Use POST as the method for all HTTP requests and send the specified data in the request body. --post-data sends string as data, whereas --post-file sends the contents of file. Other than that, they work in exactly the same way.

Please be aware that Wget needs to know the size of the POST data in advance. Therefore the argument to --post-file must be a regular file; specifying a FIFO or something like /dev/stdin won't work. It's not quite clear how to work around this limitation inherent in HTTP/1.0. Although HTTP/1.1 introduces chunked transfer that doesn't require knowing the request length in advance, a client can't use chunked unless it knows it's talking to an HTTP/1.1 server. And it can't know that until it receives a response, which in turn requires the request to have been completed – a chicken-and-egg problem.

Note: if Wget is redirected after the POST request is completed, it will not send the POST data to the redirected URL. This is because URLs that process POST often respond with a redirection to a regular page, which does not desire or accept POST. It is not completely clear that this behavior is optimal; if it doesn't work out, it might be changed in the future.
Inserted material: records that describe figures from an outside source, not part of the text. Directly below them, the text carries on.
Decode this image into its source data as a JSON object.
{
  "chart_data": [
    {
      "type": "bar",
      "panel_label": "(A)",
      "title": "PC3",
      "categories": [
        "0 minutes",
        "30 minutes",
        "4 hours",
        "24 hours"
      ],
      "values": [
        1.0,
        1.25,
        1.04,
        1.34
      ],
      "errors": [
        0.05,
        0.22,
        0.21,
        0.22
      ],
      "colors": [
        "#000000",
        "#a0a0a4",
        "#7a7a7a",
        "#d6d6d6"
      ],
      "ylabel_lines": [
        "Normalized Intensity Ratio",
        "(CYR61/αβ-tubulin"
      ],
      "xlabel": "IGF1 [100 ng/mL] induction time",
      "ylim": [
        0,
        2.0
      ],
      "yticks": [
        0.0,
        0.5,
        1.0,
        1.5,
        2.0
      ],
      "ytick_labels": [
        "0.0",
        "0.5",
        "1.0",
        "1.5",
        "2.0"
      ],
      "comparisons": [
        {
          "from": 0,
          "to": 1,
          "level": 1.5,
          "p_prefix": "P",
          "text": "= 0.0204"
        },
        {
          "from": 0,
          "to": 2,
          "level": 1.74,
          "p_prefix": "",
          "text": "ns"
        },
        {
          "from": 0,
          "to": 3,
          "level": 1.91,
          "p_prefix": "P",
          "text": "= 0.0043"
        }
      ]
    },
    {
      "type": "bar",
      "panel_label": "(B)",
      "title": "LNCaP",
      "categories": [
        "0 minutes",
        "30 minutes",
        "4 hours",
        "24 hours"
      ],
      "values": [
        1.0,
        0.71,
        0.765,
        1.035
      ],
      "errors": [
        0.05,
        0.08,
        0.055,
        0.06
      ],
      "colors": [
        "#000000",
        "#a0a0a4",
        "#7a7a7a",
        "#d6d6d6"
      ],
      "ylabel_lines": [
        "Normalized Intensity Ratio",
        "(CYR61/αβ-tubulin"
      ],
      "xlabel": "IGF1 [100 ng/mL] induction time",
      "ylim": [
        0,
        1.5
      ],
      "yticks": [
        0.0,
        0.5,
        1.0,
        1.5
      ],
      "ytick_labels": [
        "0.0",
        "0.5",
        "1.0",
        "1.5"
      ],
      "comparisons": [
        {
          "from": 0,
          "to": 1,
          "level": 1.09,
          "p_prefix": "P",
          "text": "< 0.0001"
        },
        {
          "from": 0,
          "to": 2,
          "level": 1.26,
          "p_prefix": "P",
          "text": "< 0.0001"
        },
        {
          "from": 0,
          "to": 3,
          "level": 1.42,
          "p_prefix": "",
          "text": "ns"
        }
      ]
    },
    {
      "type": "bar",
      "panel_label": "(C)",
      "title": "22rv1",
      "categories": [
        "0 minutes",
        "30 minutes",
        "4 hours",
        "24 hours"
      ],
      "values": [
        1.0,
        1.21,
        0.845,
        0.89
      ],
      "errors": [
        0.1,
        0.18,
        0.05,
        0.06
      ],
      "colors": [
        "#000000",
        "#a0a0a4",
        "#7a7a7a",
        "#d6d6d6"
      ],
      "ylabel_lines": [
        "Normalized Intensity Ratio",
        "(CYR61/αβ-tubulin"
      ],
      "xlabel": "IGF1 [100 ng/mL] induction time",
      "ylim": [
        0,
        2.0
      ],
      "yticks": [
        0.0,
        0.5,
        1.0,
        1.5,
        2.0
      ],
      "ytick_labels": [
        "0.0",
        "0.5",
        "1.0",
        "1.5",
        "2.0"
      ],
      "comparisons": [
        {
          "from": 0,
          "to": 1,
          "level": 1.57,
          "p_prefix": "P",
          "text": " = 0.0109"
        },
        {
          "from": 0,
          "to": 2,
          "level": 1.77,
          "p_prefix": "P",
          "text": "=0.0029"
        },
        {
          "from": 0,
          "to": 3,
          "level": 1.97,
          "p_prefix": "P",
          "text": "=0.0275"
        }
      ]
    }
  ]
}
This example shows how to log to a server using POST and then proceed to download the desired pages, presumably only accessible to authorized users:

          # Log in to the server.  This can be done only once.
          wget --save-cookies cookies.txt \
               --post-data 'user=foo&password=bar' \
               http://server.com/auth.php
          
          # Now grab the page or pages we care about.
          wget --load-cookies cookies.txt \
               -p http://server.com/interesting/article.php

If the server is using session cookies to track user authentication, the above will not work because --save-cookies will not save them (and neither will browsers) and the cookies.txt file will be empty. In that case use --keep-session-cookies along with --save-cookies to force saving of session cookies.